Na sala de jantar, em casa de fulano:
– Pai, o senhor tem feito as atividades físicas que o médico pediu?
– Deixa comigo, filha. Começo na semana que vem.
– Mas, pai, o senhor disse isso há três meses!
– Deixa comigo, filha. Da semana que vem n„o passa.
Às duas da tarde, em casa de ciclana:
– Filho, acorda. São duas da tarde.
– Ai, mãe, me deixa. Dormi tarde ontem.
– Mas, filho, e os estudos para a faculdade?
– Amanhã eu vejo isso, mãe. Me deixa dormir.
– Mas você saiu e acordou tarde quase todos os dias desta semana.
– Ah, mãe, não enche. Só se vive uma vez.
Às oito e quarenta da noite, em escritório de beltrano:
– Eu não aguento mais este emprego. Que merda! Vou pedir a conta!
– Você fala isso há dez anos, meu caro.
– Mas eu vou mesmo. O chefe é um idiota, os clientes estúpidos e, tirando você, a equipe é um lixo.
– Você também fala isso há dez anos. E adivinha? Você continua aqui.
– Agora chega.
– Duvido.
Eita palavrões danados. Procrastinar e defenestrar. Se fossem ditos no jogo de futebol de quando eu era moleque, seria pancadaria na certa. Felizmente eu nunca tinha ouvido falar nisso. Nem meus colegas. Mas daí eu cresci e conheci mais do que as palavras difíceis em questão. Ainda, conheci mais do que o sentido das palavras difíceis em questão. Venho percebendo as consequências na vida humana da relação entre o ato de procrastinar e o de defenestrar.

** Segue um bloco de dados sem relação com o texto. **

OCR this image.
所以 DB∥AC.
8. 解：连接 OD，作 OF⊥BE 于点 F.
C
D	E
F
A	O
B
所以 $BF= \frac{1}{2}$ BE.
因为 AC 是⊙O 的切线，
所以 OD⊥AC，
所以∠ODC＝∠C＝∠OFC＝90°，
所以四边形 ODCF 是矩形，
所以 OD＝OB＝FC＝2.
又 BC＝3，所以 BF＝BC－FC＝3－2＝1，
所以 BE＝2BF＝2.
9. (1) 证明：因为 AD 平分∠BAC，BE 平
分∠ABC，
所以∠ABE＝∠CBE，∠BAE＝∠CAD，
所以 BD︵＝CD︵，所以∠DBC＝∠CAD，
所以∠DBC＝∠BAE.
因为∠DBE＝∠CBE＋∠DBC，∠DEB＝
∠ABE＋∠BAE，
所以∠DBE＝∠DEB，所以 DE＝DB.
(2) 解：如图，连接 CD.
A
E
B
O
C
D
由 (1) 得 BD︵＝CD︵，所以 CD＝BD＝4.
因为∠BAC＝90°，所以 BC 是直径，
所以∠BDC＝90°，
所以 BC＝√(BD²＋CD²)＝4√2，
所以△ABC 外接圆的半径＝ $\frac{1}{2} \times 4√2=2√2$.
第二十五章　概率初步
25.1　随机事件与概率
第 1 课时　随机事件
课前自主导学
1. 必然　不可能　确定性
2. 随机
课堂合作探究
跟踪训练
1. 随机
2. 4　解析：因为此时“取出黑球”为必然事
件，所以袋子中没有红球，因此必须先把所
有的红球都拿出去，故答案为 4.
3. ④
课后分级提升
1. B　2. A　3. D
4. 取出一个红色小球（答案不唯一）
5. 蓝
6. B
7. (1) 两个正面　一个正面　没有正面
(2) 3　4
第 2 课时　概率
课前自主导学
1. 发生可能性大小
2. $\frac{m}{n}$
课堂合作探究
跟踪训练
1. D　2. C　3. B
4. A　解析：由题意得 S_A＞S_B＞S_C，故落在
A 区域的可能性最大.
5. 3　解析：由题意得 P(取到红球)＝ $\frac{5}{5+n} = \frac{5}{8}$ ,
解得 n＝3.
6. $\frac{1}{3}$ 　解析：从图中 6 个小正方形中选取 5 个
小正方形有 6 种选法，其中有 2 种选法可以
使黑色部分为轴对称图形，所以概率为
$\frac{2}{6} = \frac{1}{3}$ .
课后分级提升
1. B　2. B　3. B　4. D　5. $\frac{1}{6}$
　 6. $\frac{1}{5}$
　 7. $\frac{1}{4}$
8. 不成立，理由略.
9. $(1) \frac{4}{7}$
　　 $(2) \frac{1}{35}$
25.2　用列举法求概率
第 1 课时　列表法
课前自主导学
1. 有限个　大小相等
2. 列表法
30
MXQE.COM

Sem mergulhar muito nos universos do Aurélio e do Houaiss, lembro que procrastinar é deixar pra depois, enrolar, empurrar com a barriga ou outros sinônimos que o valham. Defenestrar, por sua vez, é atirar pela janela. Quem muito procrastina pode acabar defenestrando. Aliás, voltando à minha percepção do cotidiano, vejo esse sádico e triste esporte sendo praticado amiúde. Gente procrastinando decisões e atitudes importantes e, assim, defenestrando a própria vida (e às vezes de outros também).
Saúde física, saúde emocional, emprego, relacionamentos, auto conhecimento, espiritualidade. Existe muito espaço para a prática da procrastinação. Somadas, essa decisão de não realizar o que há tempos se sente que deve ser realizado parece enferrujar o pique vital. Aos poucos, vamos nos percebendo malandros conosco mesmos, cheios de justificativas e vazios de realizações. Assim, de tanto gaguejar no discurso de si mesmo, podemos pegar birra de nosso próprio canto.
Somam-se passos em direção à janela. Vamos nos percebendo traidores de um projeto essencial: ser o que sentimos que queremos e podemos ser. Um pouco mais de lucidez pode nos contar que também vamos nos tornando traidores de um projeto maior, inexplicável, misterioso: quem ou o que nos permitiu vir a este mundo não fez isso de graça. Talvez essa força cósmica, ou qualquer outro nome que represente a sabedoria natural que gera vida, espere, no mínimo, que a gente faça bom uso dos recursos que nos foram emprestados nesta breve jornada terrena.
Procrastinadores não parecem fazer bom uso dos seus talentos. Talvez, e bem provavelmente, possam fazer muito mais e melhor. Mas não fazem. Ou ainda, não fazemos.
Vamos acumulando pendências. Cada uma delas, quando não resolvidas, nos fazem pender para o lado da janela.
Até que, tontos pela cachaça amarga da inércia e das saudades do que poderíamos ser e não fomos, tropeçamos nos sonhos esparramados pelo chão e caímos janela afora.
E como asas não nascem de graça no humano, e como o canto se foi esgotando, o momento pós-defenestração é melancólico. Queda livre de um ser prisioneiro da mediocridade.
Procrastinar as atitudes e, assim, defenestrar a vida. Conheço poucos palavrões mais ofensivos que esses.